Creators Say They’ve Cracked YouTube’s Monetization Algorithm
‘Big YouTube news is breaking today and so many creators are going to be fucking pissed’
YouTube’s creator base has been in informal conflict with the platform that hosts their videos for years. And now, they think they have evidence of just how the platform is screwing them over — by prioritizing family-friendly videos from mainstream outlets over the work platform creators when it comes to monetization.
For the last month, a handful of creators have been probing a vulnerability they believe they’ve uncovered that has inadvertently leaked an internal score YouTube uses to rate their channel and videos: the P-Score.

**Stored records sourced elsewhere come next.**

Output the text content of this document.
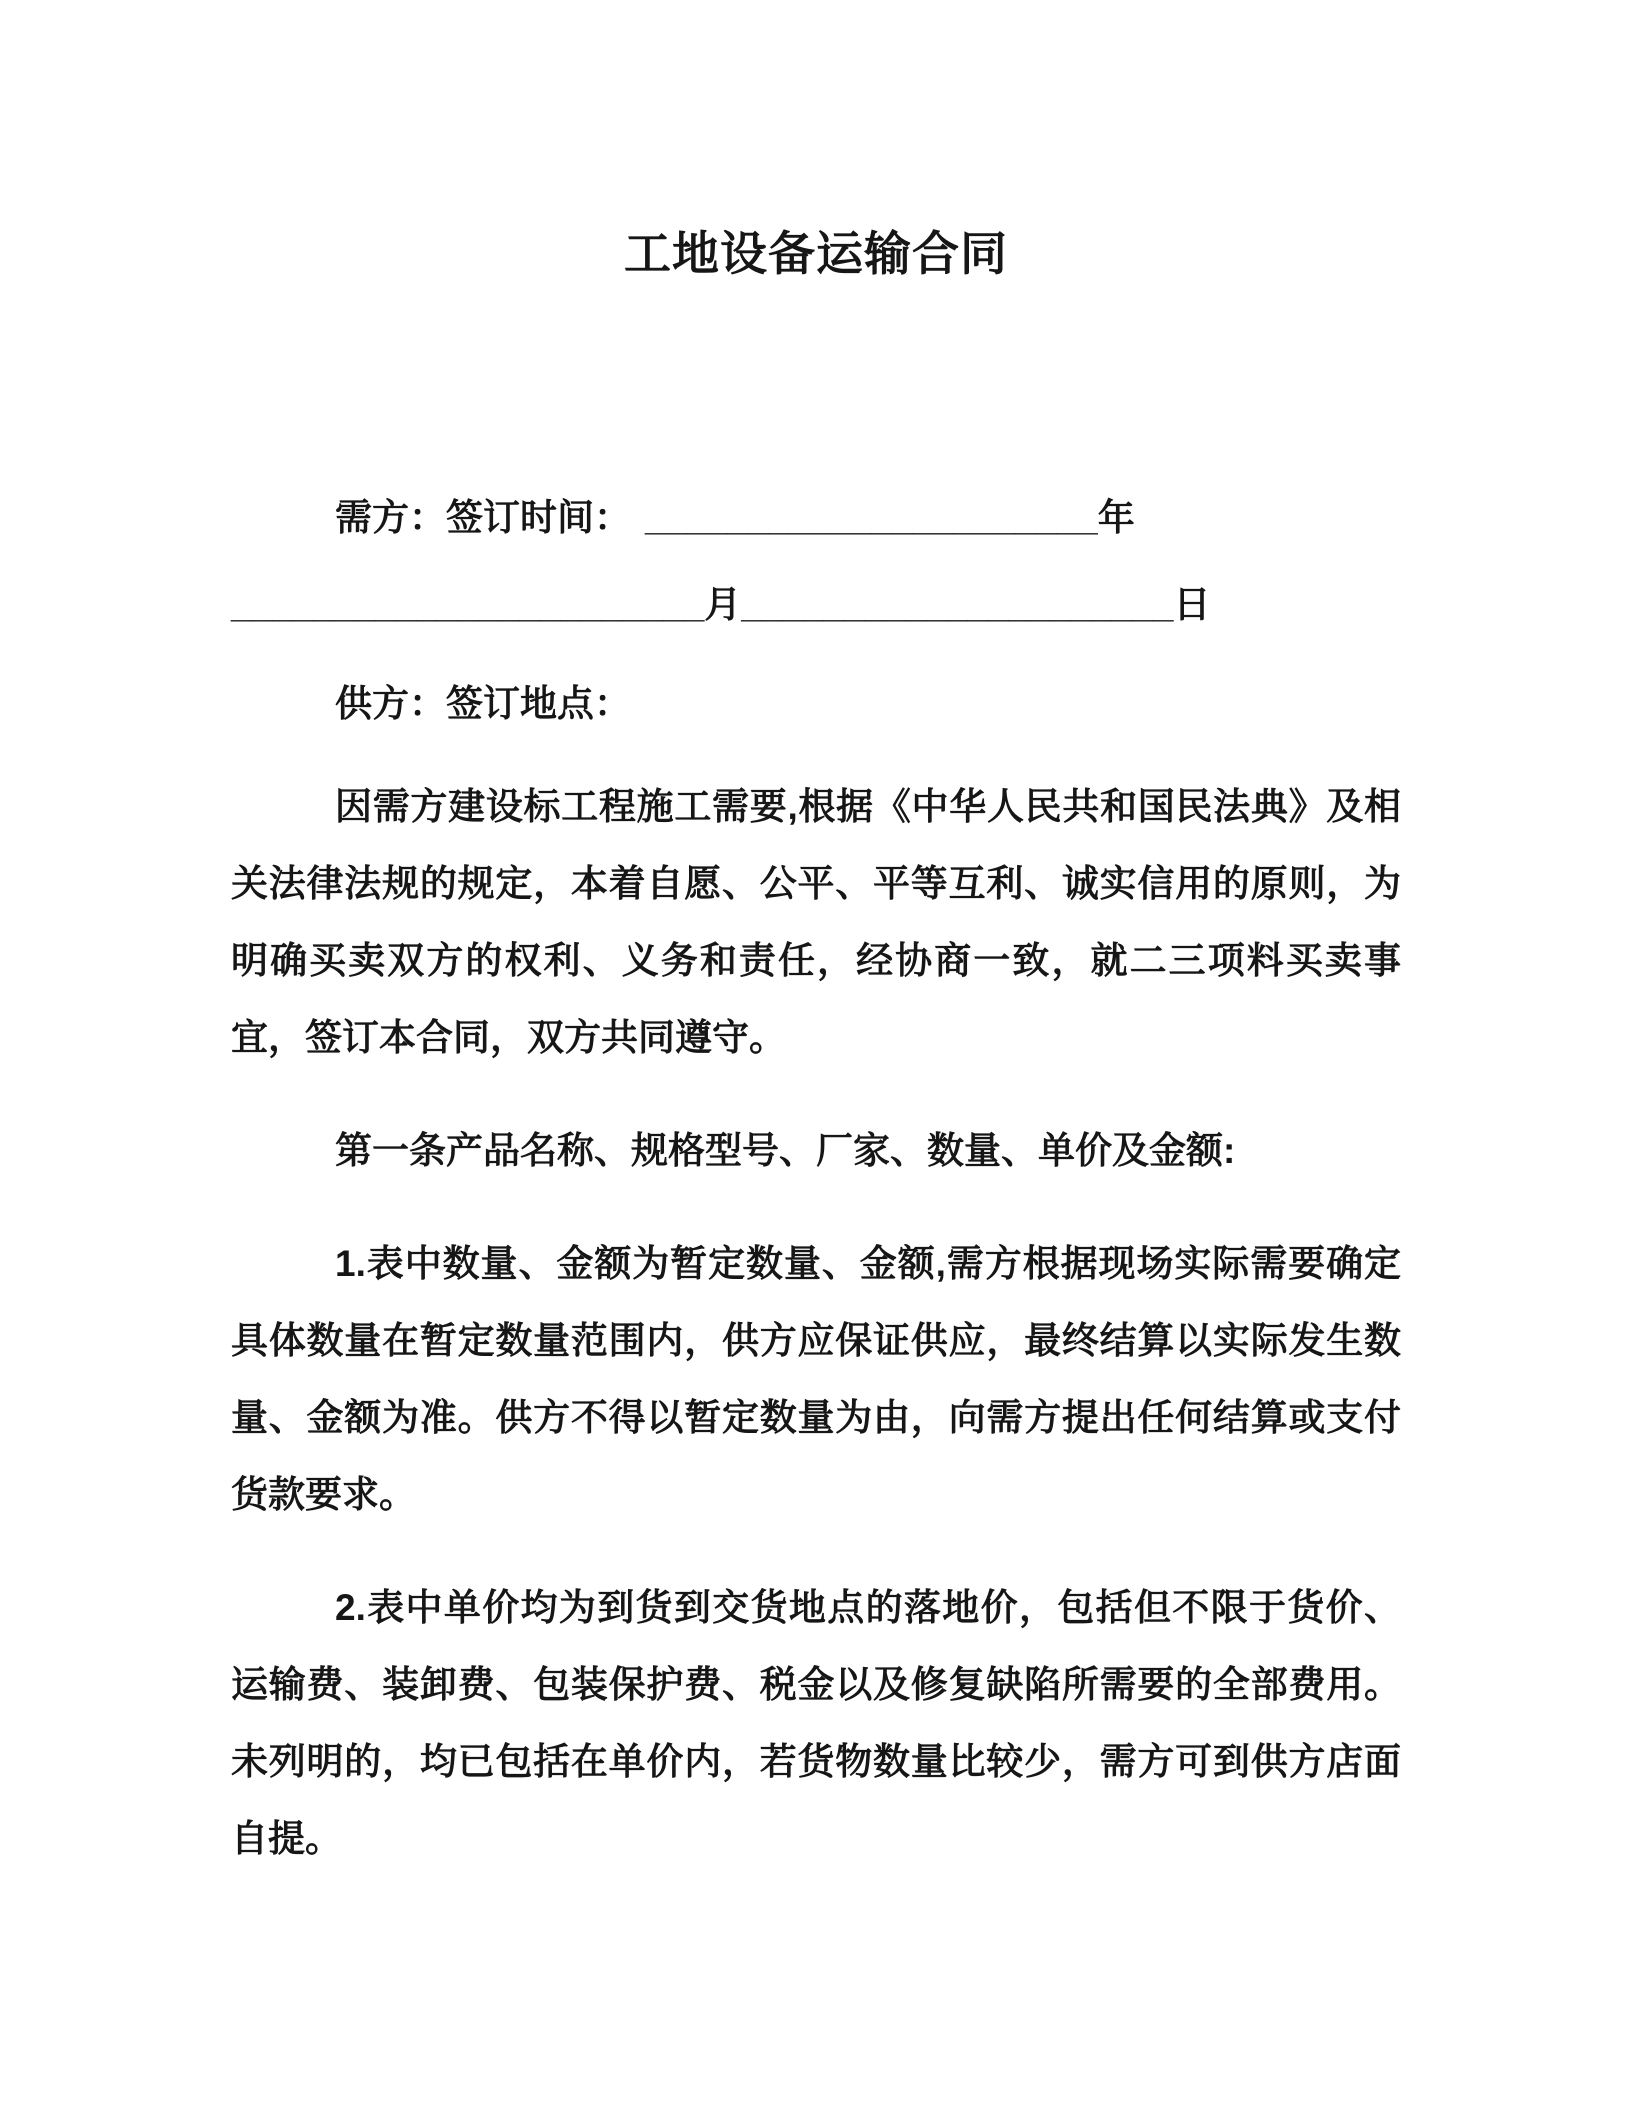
工地设备运输合同
需方：签订时间： ______________________年
_______________________月_____________________日
供方：签订地点：

因需方建设标工程施工需要,根据《中华人民共和国民法典》及相关法律法规的规定，本着自愿、公平、平等互利、诚实信用的原则，为明确买卖双方的权利、义务和责任，经协商一致，就二三项料买卖事宜，签订本合同，双方共同遵守。

第一条产品名称、规格型号、厂家、数量、单价及金额:

1.表中数量、金额为暂定数量、金额,需方根据现场实际需要确定具体数量在暂定数量范围内，供方应保证供应，最终结算以实际发生数量、金额为准。供方不得以暂定数量为由，向需方提出任何结算或支付货款要求。

2.表中单价均为到货到交货地点的落地价，包括但不限于货价、运输费、装卸费、包装保护费、税金以及修复缺陷所需要的全部费用。未列明的，均已包括在单价内，若货物数量比较少，需方可到供方店面自提。
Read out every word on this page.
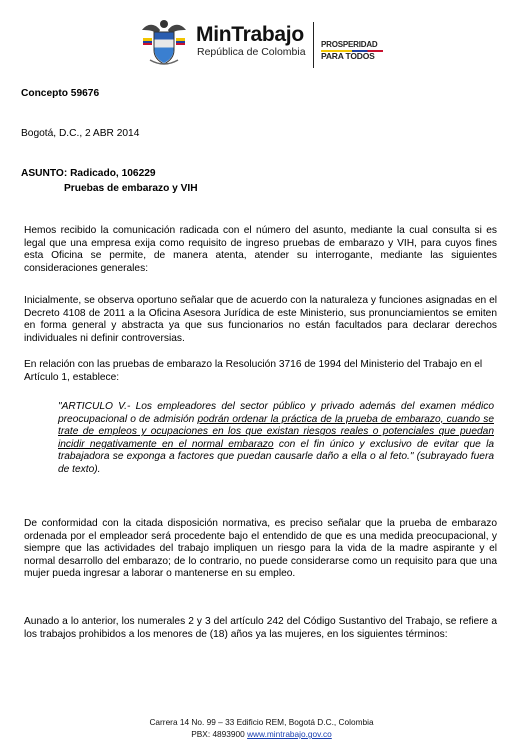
MinTrabajo
República de Colombia
PROSPERIDAD
PARA TODOS
Concepto 59676
Bogotá, D.C., 2 ABR 2014
ASUNTO: Radicado, 106229
Pruebas de embarazo y VIH
Hemos recibido la comunicación radicada con el número del asunto, mediante la cual consulta si es legal que una empresa exija como requisito de ingreso pruebas de embarazo y VIH, para cuyos fines esta Oficina se permite, de manera atenta, atender su interrogante, mediante las siguientes consideraciones generales:
Inicialmente, se observa oportuno señalar que de acuerdo con la naturaleza y funciones asignadas en el Decreto 4108 de 2011 a la Oficina Asesora Jurídica de este Ministerio, sus pronunciamientos se emiten en forma general y abstracta ya que sus funcionarios no están facultados para declarar derechos individuales ni definir controversias.
En relación con las pruebas de embarazo la Resolución 3716 de 1994 del Ministerio del Trabajo en el Artículo 1, establece:
"ARTICULO V.- Los empleadores del sector público y privado además del examen médico preocupacional o de admisión podrán ordenar la práctica de la prueba de embarazo, cuando se trate de empleos y ocupaciones en los que existan riesgos reales o potenciales que puedan incidir negativamente en el normal embarazo con el fin único y exclusivo de evitar que la trabajadora se exponga a factores que puedan causarle daño a ella o al feto." (subrayado fuera de texto).
De conformidad con la citada disposición normativa, es preciso señalar que la prueba de embarazo ordenada por el empleador será procedente bajo el entendido de que es una medida preocupacional, y siempre que las actividades del trabajo impliquen un riesgo para la vida de la madre aspirante y el normal desarrollo del embarazo; de lo contrario, no puede considerarse como un requisito para que una mujer pueda ingresar a laborar o mantenerse en su empleo.
Aunado a lo anterior, los numerales 2 y 3 del artículo 242 del Código Sustantivo del Trabajo, se refiere a los trabajos prohibidos a los menores de (18) años ya las mujeres, en los siguientes términos:
Carrera 14 No. 99 – 33 Edificio REM, Bogotá D.C., Colombia
PBX: 4893900 www.mintrabajo.gov.co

“Our proprietary algorithm, the P-Score, looks at the popularity and viewer passion of specific content — things like the amount of repeat views and how often videos are shared,” said Kate Stanford, YouTube’s head of global advertiser marketing, at the company’s Brandcast event this May.
A video’s — and a channel’s — P-Score (short for preference score) dictates whether or not content is surfaced in YouTube’s Google Preferred lineup, the advertiser-friendly, vetted, high-quality content that YouTube introduced back in 2013 and tightened the criteria for in 2018, post-Adpocalypse — the incident in spring 2017 where huge advertisers pulled their cash from YouTube after their products were being advertised against terrorist propaganda. Those in the Google Preferred lineup are just that — preferred, and able to access more advertising opportunities, and a higher return on any adverts sold against their videos.
A channel’s P-Score is graded using five key signals, according to YouTube: popularity, driven by watch time and engagement; passion, which measures channel engagement; protection, which ensures that content is appropriate; platform, which highlights content watched often on TV screens; and production, which measures the production values of a video.